Fourth, it investigated the effects of strength versus plyometric training on sprinting speed in post-PHV female athletes in a seven-week partially randomised controlled trial. It was reported that both horizontal and vertical plyometric training were useful in improving sprinting kinetics. Strength training positively influenced the first 10 metres (overcoming greater inertia at the start of the sprint) and horizontal force whereas plyometric training positively influenced maximal velocity and power max.
Finally, my thesis investigated the effects of horizontal versus vertical plyometric training on sprinting kinetics in post-PHV females in another seven-week partially randomised controlled trial. It was reported that both horizontal and plyometric training were useful in improving sprinting kinetics in this cohort. However, horizontal training was more effective than vertical training in improving sprinting kinetics.
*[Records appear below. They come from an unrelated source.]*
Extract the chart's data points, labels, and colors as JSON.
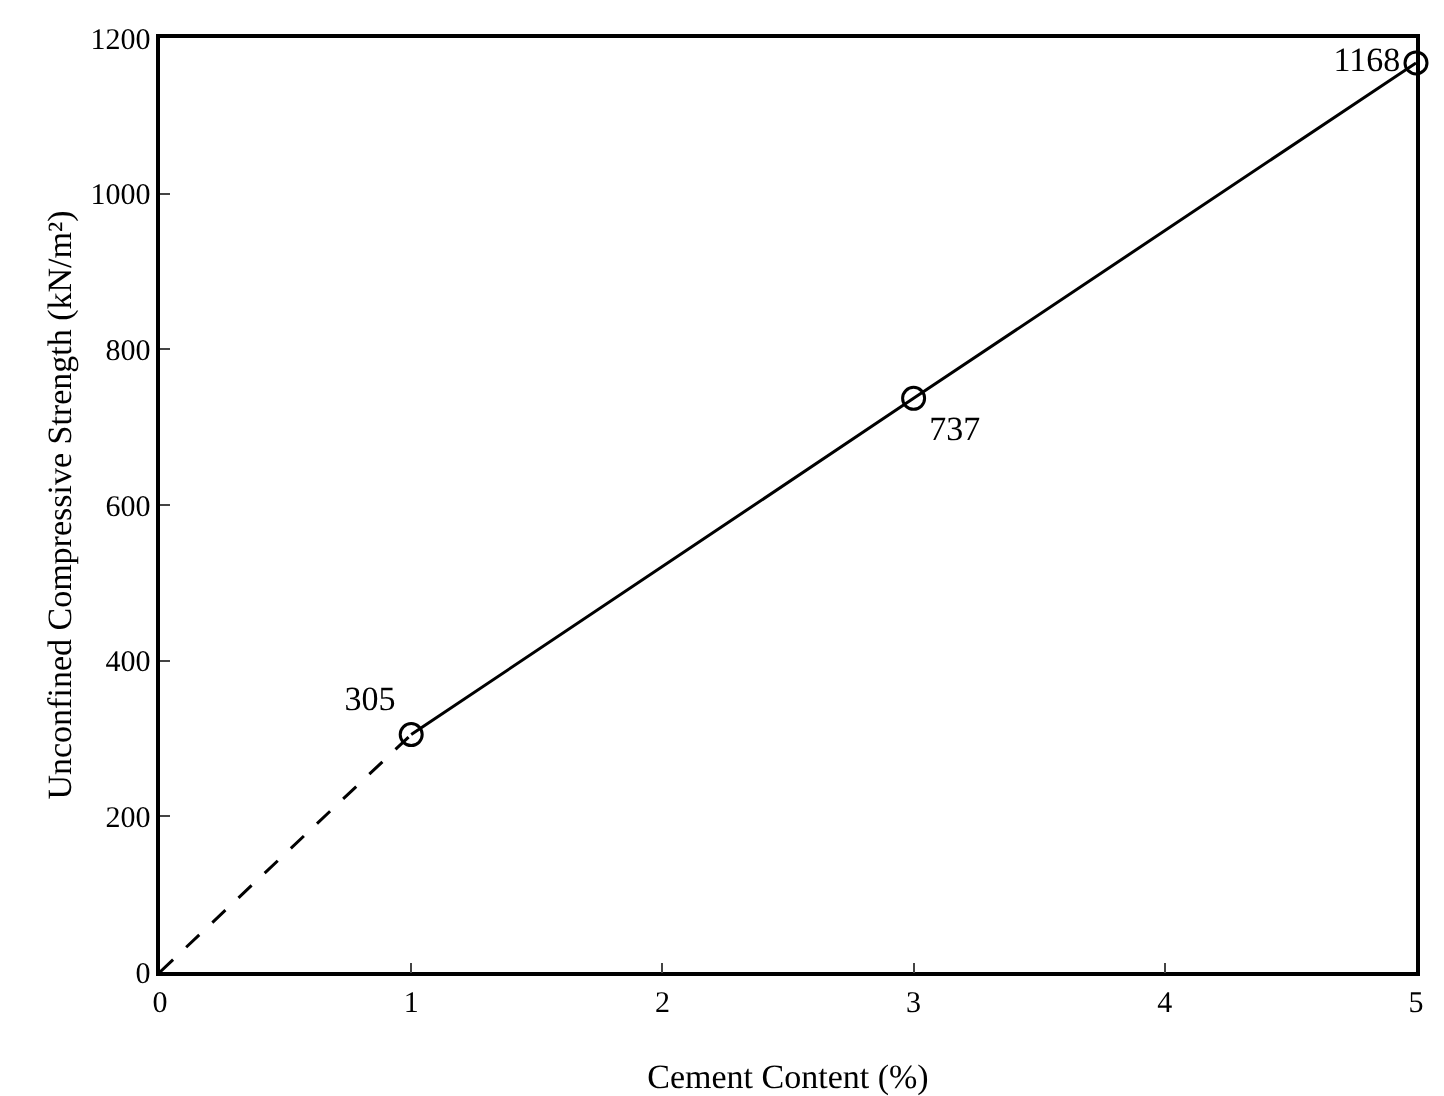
{
  "chart_data": {
    "type": "line",
    "xlabel": "Cement Content (%)",
    "ylabel": "Unconfined Compressive Strength (kN/m²)",
    "xlim": [
      0,
      5
    ],
    "xticks": [
      0,
      1,
      2,
      3,
      4,
      5
    ],
    "ylim": [
      0,
      1200
    ],
    "yticks": [
      0,
      200,
      400,
      600,
      800,
      1000,
      1200
    ],
    "grid": false,
    "series": [
      {
        "color": "#000000",
        "x": [
          1,
          3,
          5
        ],
        "values": [
          305,
          737,
          1168
        ],
        "marker": "circle",
        "line_style": "solid",
        "value_labels": [
          "305",
          "737",
          "1168"
        ]
      },
      {
        "color": "#000000",
        "x": [
          0,
          1
        ],
        "values": [
          0,
          305
        ],
        "marker": "none",
        "line_style": "dashed"
      }
    ]
  }
}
Both the intervention studies also included semi-structured movement exploration/purposeful play as part of the warm-up to create a fun environment.
⚫ There is a significant difference in sprinting kinetics and kinematics across maturation in young female athletes
⚫ Ground contact time in sprinting is the best predictor of maximal velocity in mid- and post-PHV female athletes. Therefore, reducing ground contact time with progressive training can be useful in improving speed performance in young female athletes
⚫ Both strength and plyometric training should be incorporated to improve sprinting performance with a greater emphasis on horizontal plyometric training. However, care should be taken in gradually progressing, based on individual competency and training age.
⚫ Semi-structured movement exploration and purposeful play should be incorporated within a structured strength and plyometric training session as repeated structured strength and plyometric training can be monotonous and young female athletes may not enjoy it in the long term.